TheRodinhoods

The Money Ceiling

My grandfather was a buccaneering entrepreneur. People often cautioned him to temper the scale of his risks and the expansiveness of his ambition. His pithy response to those concerns were that he came to Bombay from Kumbakonam in a dhoti and if required he would return to Kumbakonam in a dhoti. Inspiring fearlessness faces adversity far more elegantly than a failed risk assessment.

The fear that binds us to wealth is the uncertainty of its true role in our lives. Money buys food & security. It need not buy love, confidence and inspiration. Although we often allow it to. Hence the uncertainty.

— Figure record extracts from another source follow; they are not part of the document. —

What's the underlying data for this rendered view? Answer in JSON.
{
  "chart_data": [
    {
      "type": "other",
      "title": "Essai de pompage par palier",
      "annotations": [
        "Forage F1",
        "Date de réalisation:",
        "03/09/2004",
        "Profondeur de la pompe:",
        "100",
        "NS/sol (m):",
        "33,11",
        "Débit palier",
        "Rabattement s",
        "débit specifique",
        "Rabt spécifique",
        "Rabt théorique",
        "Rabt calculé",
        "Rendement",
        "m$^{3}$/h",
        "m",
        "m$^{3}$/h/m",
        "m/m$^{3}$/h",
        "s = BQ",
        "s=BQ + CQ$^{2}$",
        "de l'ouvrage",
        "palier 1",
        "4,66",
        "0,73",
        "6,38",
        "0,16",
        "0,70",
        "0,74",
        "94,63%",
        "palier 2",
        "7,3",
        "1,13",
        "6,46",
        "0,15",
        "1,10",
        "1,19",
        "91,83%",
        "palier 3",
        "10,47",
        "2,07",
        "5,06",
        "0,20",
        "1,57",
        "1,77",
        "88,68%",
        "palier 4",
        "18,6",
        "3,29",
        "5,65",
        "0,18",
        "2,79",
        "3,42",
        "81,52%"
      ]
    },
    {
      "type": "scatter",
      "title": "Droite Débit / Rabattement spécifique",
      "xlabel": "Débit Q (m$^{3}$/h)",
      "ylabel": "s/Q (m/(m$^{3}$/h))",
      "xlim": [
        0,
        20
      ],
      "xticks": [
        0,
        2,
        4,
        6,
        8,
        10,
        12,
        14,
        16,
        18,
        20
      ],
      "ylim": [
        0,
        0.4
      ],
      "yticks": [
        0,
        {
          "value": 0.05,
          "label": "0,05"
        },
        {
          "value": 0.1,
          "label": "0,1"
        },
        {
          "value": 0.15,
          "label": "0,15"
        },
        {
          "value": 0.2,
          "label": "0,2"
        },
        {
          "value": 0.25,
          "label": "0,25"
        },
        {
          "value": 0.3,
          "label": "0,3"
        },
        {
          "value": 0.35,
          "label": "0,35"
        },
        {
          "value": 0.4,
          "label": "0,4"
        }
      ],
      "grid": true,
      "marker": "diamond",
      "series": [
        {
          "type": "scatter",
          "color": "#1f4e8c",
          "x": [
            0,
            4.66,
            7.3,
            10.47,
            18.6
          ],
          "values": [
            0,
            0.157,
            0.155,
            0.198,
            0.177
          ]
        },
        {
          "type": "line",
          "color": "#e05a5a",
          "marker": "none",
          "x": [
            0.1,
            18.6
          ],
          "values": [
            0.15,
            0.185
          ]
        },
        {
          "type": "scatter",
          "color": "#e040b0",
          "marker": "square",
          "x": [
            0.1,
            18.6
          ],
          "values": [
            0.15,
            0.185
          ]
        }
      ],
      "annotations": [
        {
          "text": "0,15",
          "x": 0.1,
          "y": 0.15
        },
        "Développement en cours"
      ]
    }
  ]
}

Work was the hunt that fulfilled my grandfather’s spirit. Money was a collateral result that had to be distributed. Our home had a regular stream of villagers from the south, seeking financial assistance to repair their homes or for the marriage of their children. Nobody left empty handed.

In the 80s, political sanctions on Libya and the Iran-Iraq war initiated a cascade of events that resulted in the Company he founded going bankrupt. The stream of villagers thinned out, but continued. When cash ran out he would give them my grandmother’s jewelry. He never opened a fixed deposit in his name. He was not a man of half measures.

As our debt pangs grew we prioritized our spending. Our telephone landline was cut for almost a year. When it rang back to life I would spend a few ecstatic minutes jumping with joy. Our living room ceiling had begun to peel. Sometimes chips would slip off and land with a muted thud and a puff of white dust on the carpet. When it happened in the middle of a conversation with guests, we would discuss our ceiling. It had turned into a mosaic of white plaster and grey cement. A proposal to re-plaster and paint it was rejected. My father said we had to wait until he could begin settling his debts. As a compromise we agreed to scrape all the plaster off and lived with a grey cement ceiling much before the Good Earth Store made it fashionable. His earnestness inspired us and gave a noble purpose to the state of our ceiling.

When I was in engineering college, my room-mates father visited Bangalore once every 2-3 months on work. He would stay at the Taj on MG road and would invite us for a meal there. They were my precious excursions back into the ambience of wealth. My father visited once and stayed at the Woodlands Hotel. I met him alone in a small and spartan room and left early, disappointed that he could no longer afford a room at the Taj. He stood quietly outside his door as I left, sending me only love as a response to my dejection.

We sold our sprawling south Bombay apartment and moved into a small rented flat in Baroda. It was on the fourth floor in a non-descript building without elevators. He was in his mid-50s. He spent the first 20 years of his working life building his father’s firm into one of the rare Indian contenders in the global Oil & Gas industry. He spent the next 10 years working to contain its spectacular implosion and the last 5 years of his life rebuilding it from scratch. But I never heard a word of angst from him.

The climb up four stories enabled him to exercise and remain fit, he would tell me. We sat on the floor to eat dinner and he appreciated the fresh food my mother served us. Music played in the background of our evening conversations. He worked with the quiet resolve required to travel through the landscapes of failure.

Resurrecting a company from the brink without cash magnifies every minor problem into a crisis. But calmness was my father’s currency. Every time we were hit by a wave of bad news, the normality in his responses would make my fears evaporate. If he is so relaxed, it can’t be that bad.

The simplicity, contentment and courage with which my parents & grandparents navigated through the throes of uncertainty allayed my confusion and rebuilt my faith. Money can’t buy love, confidence and inspiration – they come from within. Money can buy an elegantly plastered and painted ceiling, but I can wait as long as I need to for that, if I have to.